Meta Stock Seen Rising 4.4% on 31% Sales Growth
Meta stock is heading into its 2026 Q1 report with earnings forecast to climb 4.4% on 31% higher sales. The setup points to a faster revenue line and a larger advertising haul, which is the figure investors will use to judge whether the business is accelerating or merely holding pace.
Meta Platforms and Alphabet
On April 29, 2026, a Zacks Investment Ideas feature highlighted Alphabet GOOGL and Meta Platforms META as two Magnificent 7 members scheduled to report quarterly results. For Meta, the focus is tighter: analysts expect the company to post sales growth that reflects a big acceleration relative to recent periods.
Over recent months, earnings expectations for META have drifted higher modestly. That leaves the company facing a simpler test than many peers: whether the actual print can clear the bar already set by rising estimates, especially after a stretch in which the company has regularly exceeded expectations for advertising revenue.
$54.3 billion in ads
$54.3 billion is the current Zacks Consensus Estimate for Meta's advertising revenue, and it implies 31% growth from the year-ago period. That line matters because advertising revenue is a significant chunk of Meta's business and is treated as an important metric in the release.
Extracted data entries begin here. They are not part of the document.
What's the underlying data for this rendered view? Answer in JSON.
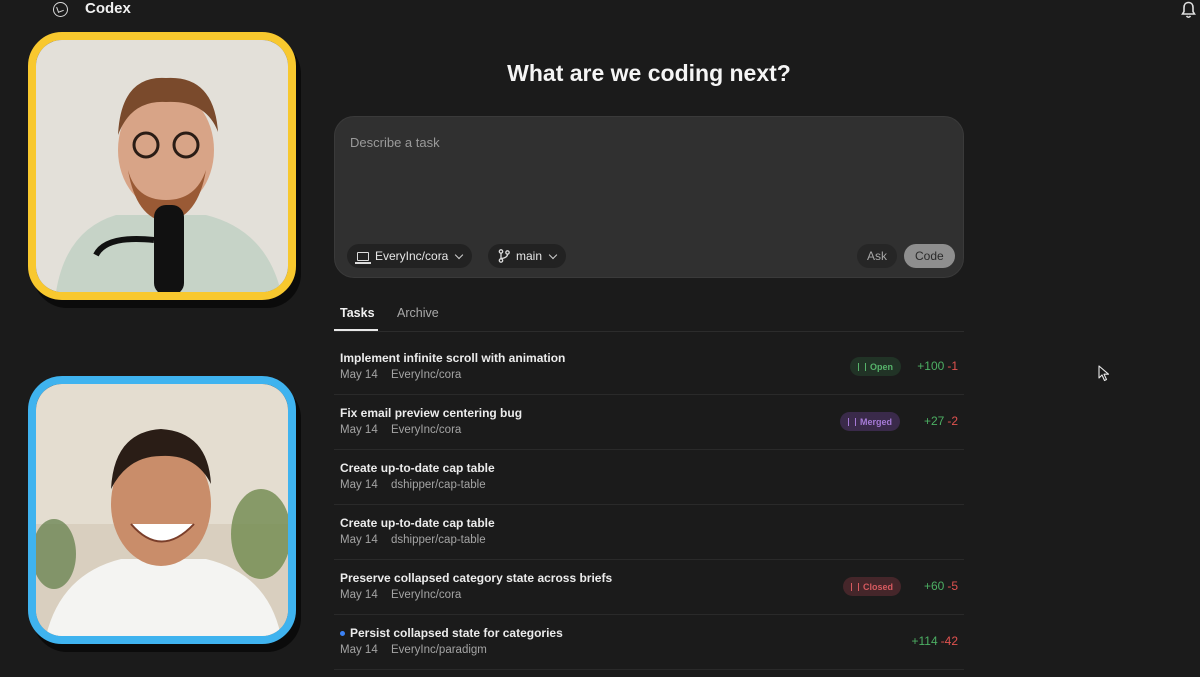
{
  "app": {
    "title": "Codex"
  },
  "headline": "What are we coding next?",
  "composer": {
    "placeholder": "Describe a task",
    "repo": "EveryInc/cora",
    "branch": "main",
    "ask_label": "Ask",
    "code_label": "Code"
  },
  "tabs": [
    {
      "label": "Tasks",
      "active": true
    },
    {
      "label": "Archive",
      "active": false
    }
  ],
  "tasks": [
    {
      "title": "Implement infinite scroll with animation",
      "date": "May 14",
      "repo": "EveryInc/cora",
      "status": "Open",
      "additions": "+100",
      "deletions": "-1"
    },
    {
      "title": "Fix email preview centering bug",
      "date": "May 14",
      "repo": "EveryInc/cora",
      "status": "Merged",
      "additions": "+27",
      "deletions": "-2"
    },
    {
      "title": "Create up-to-date cap table",
      "date": "May 14",
      "repo": "dshipper/cap-table"
    },
    {
      "title": "Create up-to-date cap table",
      "date": "May 14",
      "repo": "dshipper/cap-table"
    },
    {
      "title": "Preserve collapsed category state across briefs",
      "date": "May 14",
      "repo": "EveryInc/cora",
      "status": "Closed",
      "additions": "+60",
      "deletions": "-5"
    },
    {
      "title": "Persist collapsed state for categories",
      "date": "May 14",
      "repo": "EveryInc/paradigm",
      "unread": true,
      "additions": "+114",
      "deletions": "-42"
    }
  ],
  "colors": {
    "background": "#1b1b1b",
    "tile_yellow": "#f8c82e",
    "tile_blue": "#3fb3ef",
    "status_open": "#56b36a",
    "status_merged": "#a57ad6",
    "status_closed": "#d65a5f",
    "diff_add": "#4caf63",
    "diff_del": "#e0524f"
  },
  "icons": [
    "codex-logo-icon",
    "bell-icon",
    "laptop-icon",
    "branch-icon",
    "chevron-down-icon",
    "pull-request-icon",
    "mouse-cursor-icon"
  ]
}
$1 billion was the size of Meta's most recent advertising revenue beat, a reminder that the business has been clearing expectations by a wide margin. The latest forecast still leaves room for a clean headline if the company can keep that streak alive, but it also raises the comparison standard for this quarter.
Six straight ad beats
Six consecutive beats is the recent run behind Meta's advertising record, and it is the friction point in this setup: the company no longer needs to prove it can grow, but rather that it can keep growth this fast while meeting a higher consensus target. If the 31% sales growth forecast holds, the figures suggest the ad engine is still doing most of the work.
For investors tracking META into the 2026 Q1 earnings season, the useful number is not just 4.4% earnings growth; it is whether the company can pair that with another outsized ad result. The report will answer that only when Meta lays out sales, advertising revenue, and earnings together in the same release.